Before Lil Wayne and Rick Ross made a big deal of hustling the streets of ghettos and slinging rocks, Afrika Bambaataa made our planet rock with his crew Soul Force. In the 1980s, hip-hop was a way for musical artist to connect with people who mutually understood the struggles of living in the ghetto and who had dreams of making a way out.

In today’s world, hip-hop has transitioned into gangster rap. Instead of motivational lyrics to inspire a better life for the listeners, living in the ghetto is glorified along with debauchery.

There was an appreciation for the African-American culture and a certain standard to which the artists held themselves to in the 1980s. The “n-word” wasn’t a term of endearment – it was a word to be protested.

Public Enemy used their words to fight the power and shed light on police brutality, expressing how a large amount of minorities felt at the time. Also during the hip-hop era, female rappers like MC Lite, YoYo, Queen Latifah and Salt-N-Pepa were respected because of their lyrical abilities and feminist undertones in their music.

Now, there is no boundary that will not be crossed in order to be marketable and profitable. Women are berated and the “n-word” is used recklessly to describe African-American men. In Rick Ross’ song “U.O.E.N.O. (You Ain’t Even Know It)” he makes references to drugging and raping a girl while in his hotel room. Not only are his lyrics controversial because he was making light of it, but they were disrespectful to women who have been through this situation. Along with men disrespecting women in their lyrics, female rappers today are partaking in the disrespect. Female rappers have to bring more to the table to get recognized in a predominately male industry.

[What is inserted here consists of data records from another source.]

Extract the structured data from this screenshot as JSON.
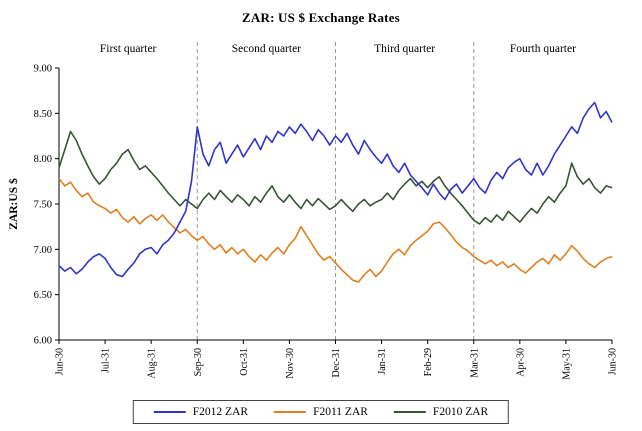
{
  "chart_data": {
    "type": "line",
    "title": "ZAR: US $ Exchange Rates",
    "ylabel": "ZAR:US $",
    "ylim": [
      6.0,
      9.0
    ],
    "y_tick_labels": [
      "6.00",
      "6.50",
      "7.00",
      "7.50",
      "8.00",
      "8.50",
      "9.00"
    ],
    "x_tick_labels": [
      "Jun-30",
      "Jul-31",
      "Aug-31",
      "Sep-30",
      "Oct-31",
      "Nov-30",
      "Dec-31",
      "Jan-31",
      "Feb-29",
      "Mar-31",
      "Apr-30",
      "May-31",
      "Jun-30"
    ],
    "quarter_labels": [
      "First quarter",
      "Second quarter",
      "Third quarter",
      "Fourth quarter"
    ],
    "quarter_dividers_month_index": [
      3,
      6,
      9
    ],
    "grid": "off",
    "legend_position": "bottom",
    "divider_color": "#999999",
    "axis_color": "#000000",
    "points_per_month": 8,
    "series": [
      {
        "name": "F2012 ZAR",
        "color": "#3333cc",
        "values": [
          6.82,
          6.76,
          6.8,
          6.73,
          6.78,
          6.86,
          6.92,
          6.95,
          6.9,
          6.8,
          6.72,
          6.7,
          6.78,
          6.85,
          6.95,
          7.0,
          7.02,
          6.95,
          7.05,
          7.1,
          7.18,
          7.3,
          7.42,
          7.75,
          8.35,
          8.05,
          7.92,
          8.1,
          8.18,
          7.95,
          8.05,
          8.15,
          8.02,
          8.12,
          8.22,
          8.1,
          8.25,
          8.18,
          8.3,
          8.25,
          8.35,
          8.28,
          8.38,
          8.3,
          8.2,
          8.32,
          8.25,
          8.15,
          8.25,
          8.18,
          8.28,
          8.15,
          8.05,
          8.2,
          8.1,
          8.02,
          7.95,
          8.05,
          7.92,
          7.85,
          7.95,
          7.82,
          7.75,
          7.68,
          7.6,
          7.72,
          7.62,
          7.55,
          7.66,
          7.72,
          7.62,
          7.7,
          7.78,
          7.68,
          7.62,
          7.76,
          7.85,
          7.78,
          7.9,
          7.96,
          8.0,
          7.88,
          7.82,
          7.95,
          7.82,
          7.92,
          8.05,
          8.15,
          8.25,
          8.35,
          8.28,
          8.45,
          8.55,
          8.62,
          8.45,
          8.52,
          8.4
        ]
      },
      {
        "name": "F2011 ZAR",
        "color": "#e07f1f",
        "values": [
          7.78,
          7.7,
          7.74,
          7.65,
          7.58,
          7.62,
          7.52,
          7.48,
          7.45,
          7.4,
          7.44,
          7.35,
          7.3,
          7.36,
          7.28,
          7.34,
          7.38,
          7.32,
          7.38,
          7.3,
          7.24,
          7.18,
          7.22,
          7.15,
          7.1,
          7.14,
          7.06,
          7.0,
          7.05,
          6.96,
          7.02,
          6.95,
          7.0,
          6.92,
          6.86,
          6.94,
          6.88,
          6.96,
          7.02,
          6.95,
          7.05,
          7.12,
          7.25,
          7.15,
          7.05,
          6.95,
          6.88,
          6.92,
          6.85,
          6.78,
          6.72,
          6.66,
          6.64,
          6.72,
          6.78,
          6.7,
          6.76,
          6.86,
          6.95,
          7.0,
          6.94,
          7.04,
          7.1,
          7.15,
          7.2,
          7.28,
          7.3,
          7.24,
          7.16,
          7.08,
          7.02,
          6.98,
          6.92,
          6.88,
          6.84,
          6.88,
          6.82,
          6.86,
          6.8,
          6.84,
          6.78,
          6.74,
          6.8,
          6.86,
          6.9,
          6.84,
          6.94,
          6.88,
          6.95,
          7.04,
          6.98,
          6.9,
          6.84,
          6.8,
          6.86,
          6.9,
          6.92
        ]
      },
      {
        "name": "F2010 ZAR",
        "color": "#3a5335",
        "values": [
          7.9,
          8.1,
          8.3,
          8.2,
          8.05,
          7.92,
          7.8,
          7.72,
          7.78,
          7.88,
          7.95,
          8.05,
          8.1,
          7.98,
          7.88,
          7.92,
          7.85,
          7.78,
          7.7,
          7.62,
          7.55,
          7.48,
          7.55,
          7.5,
          7.45,
          7.55,
          7.62,
          7.55,
          7.65,
          7.58,
          7.52,
          7.6,
          7.55,
          7.48,
          7.58,
          7.52,
          7.62,
          7.7,
          7.58,
          7.52,
          7.6,
          7.52,
          7.45,
          7.55,
          7.48,
          7.56,
          7.5,
          7.44,
          7.48,
          7.55,
          7.48,
          7.42,
          7.5,
          7.55,
          7.48,
          7.52,
          7.55,
          7.62,
          7.55,
          7.65,
          7.72,
          7.78,
          7.7,
          7.75,
          7.68,
          7.75,
          7.8,
          7.7,
          7.62,
          7.55,
          7.48,
          7.4,
          7.32,
          7.28,
          7.35,
          7.3,
          7.38,
          7.32,
          7.42,
          7.36,
          7.3,
          7.38,
          7.45,
          7.4,
          7.5,
          7.58,
          7.52,
          7.62,
          7.7,
          7.95,
          7.8,
          7.72,
          7.78,
          7.68,
          7.62,
          7.7,
          7.68
        ]
      }
    ]
  }
}
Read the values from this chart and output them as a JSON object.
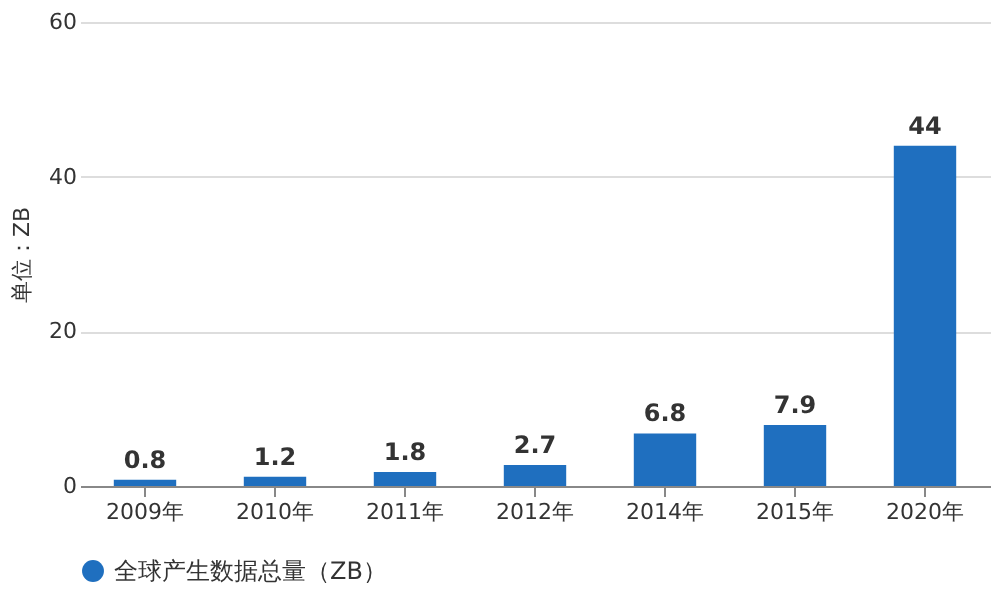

Rappers like Lil’ Kim and Nicki Minaj are prime examples of how women who are sexualized are more inclined to have a blossoming career than a woman who isn’t. While Lil’ Kim was in her mixtape stage trying to gain a fan base, she was looked over until her very first album, “Hard Core.”
On the cover she was in provocative position and lingerie.

The change in hip-hop was inevitable due to the change in the times and the audience, but does that mean the message it holds has to change as well?

Unbeknownst to the listeners, some of these rappers are speaking about lifestyles they’ve never experience. Nicki Minaj and Lil Wayne are millionaires. These rappers are also role models to the people. These rappers hold power in their lyrics and have an influence over the mindset of people who aspire to be just like them.

Things have changed in the hip-hop world, but has it changed for better or worse?